Given the demand, the most efficient means to alleviate congestions and its negative impacts on travel times, as well as on environmental pollutions and on traffic safety is to balance the traffic saturation on the different parts of the road network. In
urban road networks this goal is to be achieved primarily by the means of adaptive traffic signal light control.
This can be achieved by deploying various kinds of sensors for traffic light control. For example: pressure sensors; which reacted to masses that are passing on top of them; magnetic field sensor which responds to objects within its range; videos and cameras for capturing images of both moving cars or stills that can then processed using specific software to be utilized to manage traffic congestion.
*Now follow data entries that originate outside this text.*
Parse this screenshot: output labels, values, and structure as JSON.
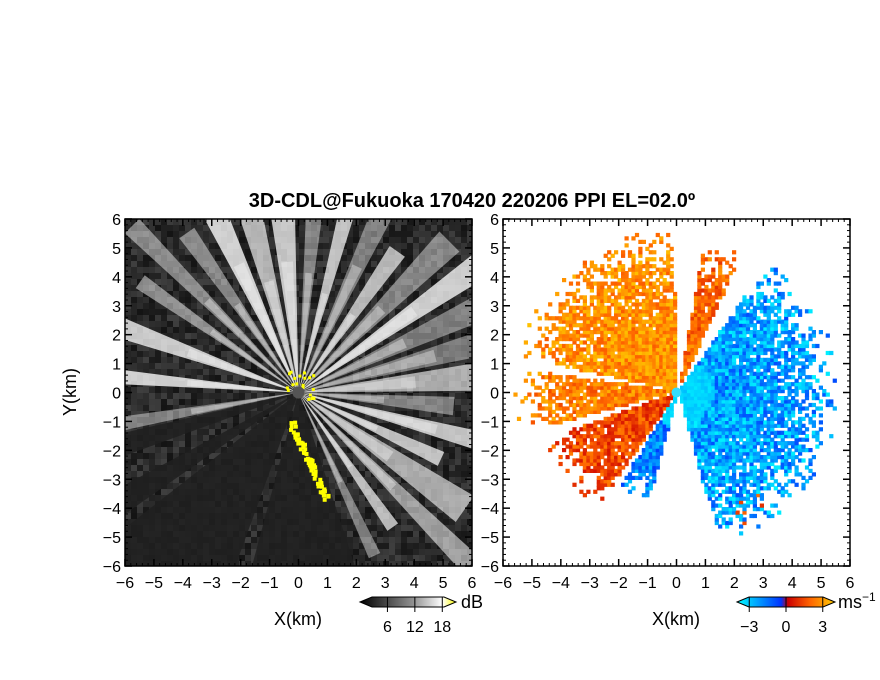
{
  "figure": {
    "title": "3D-CDL@Fukuoka 170420 220206 PPI EL=02.0º"
  },
  "chart_data": [
    {
      "type": "heatmap",
      "panel": "left",
      "quantity": "intensity",
      "xlabel": "X(km)",
      "ylabel": "Y(km)",
      "xlim": [
        -6,
        6
      ],
      "ylim": [
        -6,
        6
      ],
      "xticks": [
        "−6",
        "−5",
        "−4",
        "−3",
        "−2",
        "−1",
        "0",
        "1",
        "2",
        "3",
        "4",
        "5",
        "6"
      ],
      "yticks": [
        "−6",
        "−5",
        "−4",
        "−3",
        "−2",
        "−1",
        "0",
        "1",
        "2",
        "3",
        "4",
        "5",
        "6"
      ],
      "colorbar": {
        "ticks": [
          6,
          12,
          18
        ],
        "tick_labels": [
          "6",
          "12",
          "18"
        ],
        "unit": "dB",
        "range": [
          0,
          21
        ],
        "colors": [
          "#000000",
          "#ffffff",
          "#ffff00"
        ]
      },
      "features": {
        "background": "noise",
        "beams_deg_from_north": [
          -118,
          -110,
          -100,
          -85,
          -70,
          -55,
          -45,
          -35,
          -25,
          -15,
          -5,
          5,
          15,
          25,
          35,
          45,
          55,
          65,
          75,
          85,
          95,
          105,
          115,
          125,
          135,
          145,
          155
        ],
        "shadow_sectors_deg": [
          [
            -125,
            -118
          ],
          [
            -110,
            -103
          ],
          [
            -160,
            -128
          ],
          [
            -198,
            -165
          ]
        ],
        "yellow_returns": "near-field clutter at origin and along the blocked sector edge"
      }
    },
    {
      "type": "heatmap",
      "panel": "right",
      "quantity": "radial velocity",
      "xlabel": "X(km)",
      "ylabel": "",
      "xlim": [
        -6,
        6
      ],
      "ylim": [
        -6,
        6
      ],
      "xticks": [
        "−6",
        "−5",
        "−4",
        "−3",
        "−2",
        "−1",
        "0",
        "1",
        "2",
        "3",
        "4",
        "5",
        "6"
      ],
      "yticks": [
        "−6",
        "−5",
        "−4",
        "−3",
        "−2",
        "−1",
        "0",
        "1",
        "2",
        "3",
        "4",
        "5",
        "6"
      ],
      "colorbar": {
        "ticks": [
          -3,
          0,
          3
        ],
        "tick_labels": [
          "−3",
          "0",
          "3"
        ],
        "unit": "ms",
        "unit_exponent": "−1",
        "range": [
          -4,
          4
        ],
        "colors": [
          "#00ffff",
          "#0033ff",
          "#cc0000",
          "#ff6600",
          "#ffcc00"
        ]
      },
      "features": {
        "background": "none",
        "approaching_side": "east (blue)",
        "receding_side": "north-west and south-west (orange-red)"
      }
    }
  ]
}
In this study we explored more on utilizing still images captured by digital camera as sensor. We will use MATLAB software as tool for image processing to control traffic congestion as a mean to support the adaptive traffic light control.
Two techniques for extraction of information from traffic images were developed – the first technique is based on histogram readings to measure the queue length, and second technique by counting cars requiring that the presence of vehicles in any part of the image be labeled and distinguished from the background scene.
These approaches improve traffic efficiency of preinstalled traffic light controller through adaptive dynamic timing according to traffic condition. We found that noises are present during dusk, and reduces accuracy. We believe that such problem could be reduced by technical refinement of our syntaxes i.e. during the threshold step.
Simulations results show that using the described approaches improve
measurable traffic efficiency.
We suggest that these approaches should be developed in term of technical refinement i.e. automated threshold technique. Simulation results show that these approaches have a very good prospect in the future, and should be further tested and developed for real traffic light operation. DGE Nokia – Siemens in particular has expressed their interest in implementing them by customizing their traffic light microcontroller to fit for these approaches.